Wenig Raum für Visionen
Die kritischen zivilgesellschaftlichen Organisationen in Burkina Faso haben sich im Januar grundsätzlich gegen den Staatsstreich ausgesprochen. Ihre Handlungsspielräume sind indes bereits durch die vorherige, gewählte Regierung Kaboré massiv eingeschränkt worden. Seit dem Putsch vom Januar hat sich ihre Situation allerdings nicht verbessert, und es ist kaum zu erwarten, dass sich unter der nächsten Transitionsregierung die Spielräume für zivilgesellschaftliche Kritik erweitern werden.
Den Transitionsprozess nach dem Januar-Putsch haben die meisten Menschen aus kritischer Distanz verfolgt.

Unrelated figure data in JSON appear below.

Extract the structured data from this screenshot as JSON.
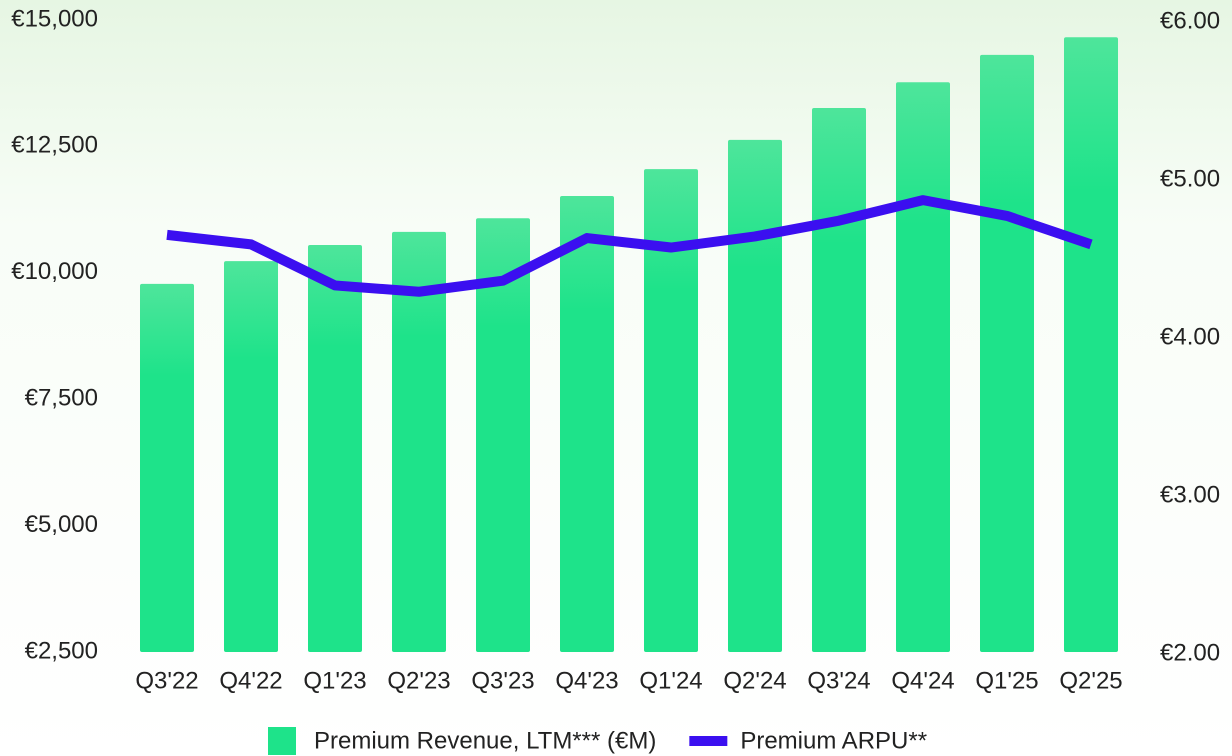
{
  "chart_data": {
    "type": "bar_line",
    "categories": [
      "Q3'22",
      "Q4'22",
      "Q1'23",
      "Q2'23",
      "Q3'23",
      "Q4'23",
      "Q1'24",
      "Q2'24",
      "Q3'24",
      "Q4'24",
      "Q1'25",
      "Q2'25"
    ],
    "series": [
      {
        "name": "Premium Revenue, LTM*** (€M)",
        "color": "#1ee38a",
        "type": "bar",
        "values": [
          9780,
          10230,
          10550,
          10810,
          11080,
          11520,
          12050,
          12630,
          13260,
          13770,
          14310,
          14660
        ]
      },
      {
        "name": "Premium ARPU**",
        "color": "#3b0ff0",
        "type": "line",
        "axis": "y2",
        "values": [
          4.64,
          4.58,
          4.32,
          4.28,
          4.35,
          4.62,
          4.56,
          4.63,
          4.73,
          4.86,
          4.76,
          4.58
        ]
      }
    ],
    "ylim": [
      2500,
      15000
    ],
    "yticks": [
      {
        "value": 2500,
        "label": "€2,500"
      },
      {
        "value": 5000,
        "label": "€5,000"
      },
      {
        "value": 7500,
        "label": "€7,500"
      },
      {
        "value": 10000,
        "label": "€10,000"
      },
      {
        "value": 12500,
        "label": "€12,500"
      },
      {
        "value": 15000,
        "label": "€15,000"
      }
    ],
    "y2lim": [
      2,
      6
    ],
    "y2ticks": [
      {
        "value": 2,
        "label": "€2.00"
      },
      {
        "value": 3,
        "label": "€3.00"
      },
      {
        "value": 4,
        "label": "€4.00"
      },
      {
        "value": 5,
        "label": "€5.00"
      },
      {
        "value": 6,
        "label": "€6.00"
      }
    ]
  }
}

Viele haben Zweifel an der Institution der nationalen Wahlen; in der Vergangenheit gab es immer wieder Boykottaufrufe zu den Präsidentschafts- und Parlamentswahlen. Sollte die neue Übergangsregierung – wie angekündigt – für 2024 Wahlen vorbereiten, werden die Gewerkschaften, Menschenrechts-, Jugend- und anderen Organisationen diskutieren, wie sie sich dazu verhalten.
Die andauernde Sicherheitskrise zwingt die zivilgesellschaftlichen Organisationen dazu, fortlaufend auf aktuelle Ereignisse zu reagieren, und stellt eine große persönliche Belastung für Verantwortliche und Aktivist*innen dar. Raum für Reflexion, zur Entwicklung von Visionen und Strategien bleibt dabei kaum.
[1] Kandeh, Jimmy D.: Coups from Below: Armed Subalterns and State Power in West Africa. New York: Palgrave Macmillan, 2004.
[2] Engels, Bettina: Transition now? Another coup d’état in Burkina Faso, in: Review of African Political Economy, 49: 172 (2022), S. 315-326.
[3] Lacher, Wolfram: Unser schwieriger Partner. Deutschlands und Frankreichs erfolgloses Engagement in Libyen und Mali. SWP-Studie 3. Berlin: Stiftung Wissenschaft und Politik, 2021; Tull, Denis M.: Operation Barkhane and the Future of Intervention in the Sahel. The Shape of Things to Come. SWP Comment 2021/C 05. Berlin: Stiftung Wissenschaft und Politik, 2021.